Een groot vertaalproject en een klein cadeautje
Het grootste deel van de Synode van Dordrecht stond in het teken van het geschil met de remonstranten. Maar de agenda vermeldde ook andere belangrijke zaken. Er werd eveneens gesproken over de noodzaak van goede catechese en catechismusprediking, over de kerkorde en de betekenis van de belijdenisgeschriften. Maar zoals bekend hebben we aan de Dordtse synode nog een andere erfenis te danken: de Statenvertaling.

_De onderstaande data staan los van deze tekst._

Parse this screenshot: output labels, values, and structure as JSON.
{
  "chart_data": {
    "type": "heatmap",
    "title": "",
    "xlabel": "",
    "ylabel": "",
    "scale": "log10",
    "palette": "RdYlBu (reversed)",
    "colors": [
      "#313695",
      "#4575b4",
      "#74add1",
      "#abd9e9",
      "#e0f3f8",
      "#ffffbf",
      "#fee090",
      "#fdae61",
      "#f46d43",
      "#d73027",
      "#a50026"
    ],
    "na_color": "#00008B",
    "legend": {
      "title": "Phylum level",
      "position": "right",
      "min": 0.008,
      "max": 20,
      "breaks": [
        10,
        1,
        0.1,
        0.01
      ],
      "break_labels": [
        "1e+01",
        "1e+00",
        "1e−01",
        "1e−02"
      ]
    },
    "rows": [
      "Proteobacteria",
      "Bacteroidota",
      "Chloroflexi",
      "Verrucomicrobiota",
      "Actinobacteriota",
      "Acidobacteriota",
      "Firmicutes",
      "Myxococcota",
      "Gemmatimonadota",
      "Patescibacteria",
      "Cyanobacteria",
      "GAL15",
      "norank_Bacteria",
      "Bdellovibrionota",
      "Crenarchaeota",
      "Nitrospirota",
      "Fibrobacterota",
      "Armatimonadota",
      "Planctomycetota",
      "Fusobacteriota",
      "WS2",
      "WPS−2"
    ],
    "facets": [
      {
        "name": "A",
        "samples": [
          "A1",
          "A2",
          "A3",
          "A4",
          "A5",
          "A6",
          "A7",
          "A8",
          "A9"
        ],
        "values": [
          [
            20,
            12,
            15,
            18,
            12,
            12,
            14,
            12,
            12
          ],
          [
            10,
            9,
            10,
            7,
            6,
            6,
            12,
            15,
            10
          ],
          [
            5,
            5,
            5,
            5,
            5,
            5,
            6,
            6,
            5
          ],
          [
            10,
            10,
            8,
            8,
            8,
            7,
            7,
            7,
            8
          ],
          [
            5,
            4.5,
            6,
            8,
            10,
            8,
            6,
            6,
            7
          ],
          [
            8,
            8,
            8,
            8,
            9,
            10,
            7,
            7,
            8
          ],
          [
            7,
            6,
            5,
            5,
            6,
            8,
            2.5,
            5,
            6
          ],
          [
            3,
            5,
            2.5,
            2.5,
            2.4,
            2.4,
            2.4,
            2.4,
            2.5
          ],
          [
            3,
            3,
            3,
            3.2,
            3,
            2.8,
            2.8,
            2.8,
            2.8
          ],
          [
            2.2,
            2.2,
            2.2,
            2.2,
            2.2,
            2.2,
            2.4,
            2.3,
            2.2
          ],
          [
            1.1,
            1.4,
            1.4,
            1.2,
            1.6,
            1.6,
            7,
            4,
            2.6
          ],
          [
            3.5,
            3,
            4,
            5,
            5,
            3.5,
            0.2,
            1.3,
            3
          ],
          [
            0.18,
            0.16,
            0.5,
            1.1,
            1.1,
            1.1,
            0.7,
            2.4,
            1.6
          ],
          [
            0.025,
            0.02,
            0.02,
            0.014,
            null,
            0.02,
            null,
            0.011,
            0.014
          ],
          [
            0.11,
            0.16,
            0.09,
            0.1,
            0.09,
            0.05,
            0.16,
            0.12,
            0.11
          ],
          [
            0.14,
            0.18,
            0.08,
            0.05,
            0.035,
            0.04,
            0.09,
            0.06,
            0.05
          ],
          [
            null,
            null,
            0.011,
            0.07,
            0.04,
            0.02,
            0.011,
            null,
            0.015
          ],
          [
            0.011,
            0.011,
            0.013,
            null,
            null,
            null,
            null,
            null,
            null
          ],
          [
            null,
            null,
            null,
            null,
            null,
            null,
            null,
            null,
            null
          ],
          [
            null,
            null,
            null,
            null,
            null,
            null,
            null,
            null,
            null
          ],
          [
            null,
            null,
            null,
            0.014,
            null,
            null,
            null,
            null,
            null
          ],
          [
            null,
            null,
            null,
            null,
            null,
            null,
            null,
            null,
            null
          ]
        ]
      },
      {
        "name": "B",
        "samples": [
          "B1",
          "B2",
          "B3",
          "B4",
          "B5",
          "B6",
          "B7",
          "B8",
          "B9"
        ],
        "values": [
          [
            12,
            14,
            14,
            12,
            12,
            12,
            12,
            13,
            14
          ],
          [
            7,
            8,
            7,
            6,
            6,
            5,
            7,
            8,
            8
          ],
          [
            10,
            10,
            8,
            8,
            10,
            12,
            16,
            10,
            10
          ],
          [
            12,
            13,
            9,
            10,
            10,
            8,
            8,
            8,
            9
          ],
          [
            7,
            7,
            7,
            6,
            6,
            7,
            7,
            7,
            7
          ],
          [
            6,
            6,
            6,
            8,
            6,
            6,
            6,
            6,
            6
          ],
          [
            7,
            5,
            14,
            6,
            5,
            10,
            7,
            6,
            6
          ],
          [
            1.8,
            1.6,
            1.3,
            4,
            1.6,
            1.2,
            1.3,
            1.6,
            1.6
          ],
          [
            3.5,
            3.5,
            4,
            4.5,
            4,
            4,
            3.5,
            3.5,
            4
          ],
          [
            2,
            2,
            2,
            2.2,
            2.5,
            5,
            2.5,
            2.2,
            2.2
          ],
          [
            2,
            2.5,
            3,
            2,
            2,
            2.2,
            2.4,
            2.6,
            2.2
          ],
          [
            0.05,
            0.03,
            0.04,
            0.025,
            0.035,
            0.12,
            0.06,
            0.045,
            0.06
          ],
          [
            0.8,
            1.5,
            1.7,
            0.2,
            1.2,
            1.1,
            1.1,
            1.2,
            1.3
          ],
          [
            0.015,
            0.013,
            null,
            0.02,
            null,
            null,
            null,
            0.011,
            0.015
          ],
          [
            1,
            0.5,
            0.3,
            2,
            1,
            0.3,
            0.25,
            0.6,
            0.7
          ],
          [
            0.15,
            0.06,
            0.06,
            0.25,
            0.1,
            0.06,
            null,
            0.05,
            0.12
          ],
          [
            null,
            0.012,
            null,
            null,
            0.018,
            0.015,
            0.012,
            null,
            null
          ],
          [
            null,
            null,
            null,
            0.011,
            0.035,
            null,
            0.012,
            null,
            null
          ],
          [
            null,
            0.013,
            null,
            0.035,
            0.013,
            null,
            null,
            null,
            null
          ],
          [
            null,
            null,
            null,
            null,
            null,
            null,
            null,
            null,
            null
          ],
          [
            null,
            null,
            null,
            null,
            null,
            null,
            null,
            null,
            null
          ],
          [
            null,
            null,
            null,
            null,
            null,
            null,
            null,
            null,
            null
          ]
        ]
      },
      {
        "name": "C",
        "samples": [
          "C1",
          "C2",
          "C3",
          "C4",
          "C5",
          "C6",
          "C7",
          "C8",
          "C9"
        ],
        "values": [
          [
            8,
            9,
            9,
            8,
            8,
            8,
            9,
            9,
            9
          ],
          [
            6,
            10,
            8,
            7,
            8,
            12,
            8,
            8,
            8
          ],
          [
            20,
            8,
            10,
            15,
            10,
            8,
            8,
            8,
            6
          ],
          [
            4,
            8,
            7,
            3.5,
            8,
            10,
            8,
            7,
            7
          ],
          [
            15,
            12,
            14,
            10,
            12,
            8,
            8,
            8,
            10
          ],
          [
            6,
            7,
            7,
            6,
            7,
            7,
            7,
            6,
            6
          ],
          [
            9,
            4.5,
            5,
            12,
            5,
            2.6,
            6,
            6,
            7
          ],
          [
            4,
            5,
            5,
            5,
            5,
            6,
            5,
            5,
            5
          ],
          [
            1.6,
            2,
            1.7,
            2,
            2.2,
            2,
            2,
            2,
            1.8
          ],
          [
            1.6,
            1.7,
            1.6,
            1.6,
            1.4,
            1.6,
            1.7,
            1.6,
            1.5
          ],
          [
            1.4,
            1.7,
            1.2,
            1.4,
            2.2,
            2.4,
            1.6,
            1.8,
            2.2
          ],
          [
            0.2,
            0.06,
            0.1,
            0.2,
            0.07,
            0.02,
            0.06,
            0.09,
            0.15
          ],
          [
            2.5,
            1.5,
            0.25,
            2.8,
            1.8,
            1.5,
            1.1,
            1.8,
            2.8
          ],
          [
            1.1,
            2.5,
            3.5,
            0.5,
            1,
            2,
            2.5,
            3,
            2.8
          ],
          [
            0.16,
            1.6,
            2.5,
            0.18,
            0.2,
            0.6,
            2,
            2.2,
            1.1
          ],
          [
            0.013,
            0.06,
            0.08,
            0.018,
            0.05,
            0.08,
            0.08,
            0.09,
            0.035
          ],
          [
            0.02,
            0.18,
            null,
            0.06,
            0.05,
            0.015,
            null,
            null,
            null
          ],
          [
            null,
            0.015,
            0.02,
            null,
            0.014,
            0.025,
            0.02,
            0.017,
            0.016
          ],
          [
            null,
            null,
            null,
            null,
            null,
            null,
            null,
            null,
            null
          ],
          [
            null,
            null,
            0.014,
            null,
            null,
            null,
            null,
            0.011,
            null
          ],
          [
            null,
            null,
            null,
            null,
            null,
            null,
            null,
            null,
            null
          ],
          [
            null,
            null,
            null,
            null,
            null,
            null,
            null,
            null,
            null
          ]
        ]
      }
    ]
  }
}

De noodzaak van een nieuwe Bijbelvertaling was door voorzitter Bogerman in een van de eerste zittingen van de synode al nadrukkelijk bepleit. Hij stelde dat de Nederlanden er qua Bijbelvertaling slechter aan toe waren dan het buitenland, omdat er nog geen vertaling was die rechtstreeks gebaseerd was op de grondtekst. In Duitsland had men de Lutherbijbel en in Engeland de King James Bible. In Nederland kende men slechts gedeeltelijke uitgaven van de Bijbel of vertalingen van vertalingen, zoals de Delftse bijbel, de Liesveldtbijbel en de Deux-Aes bijbel, die het meest gebruikt werd.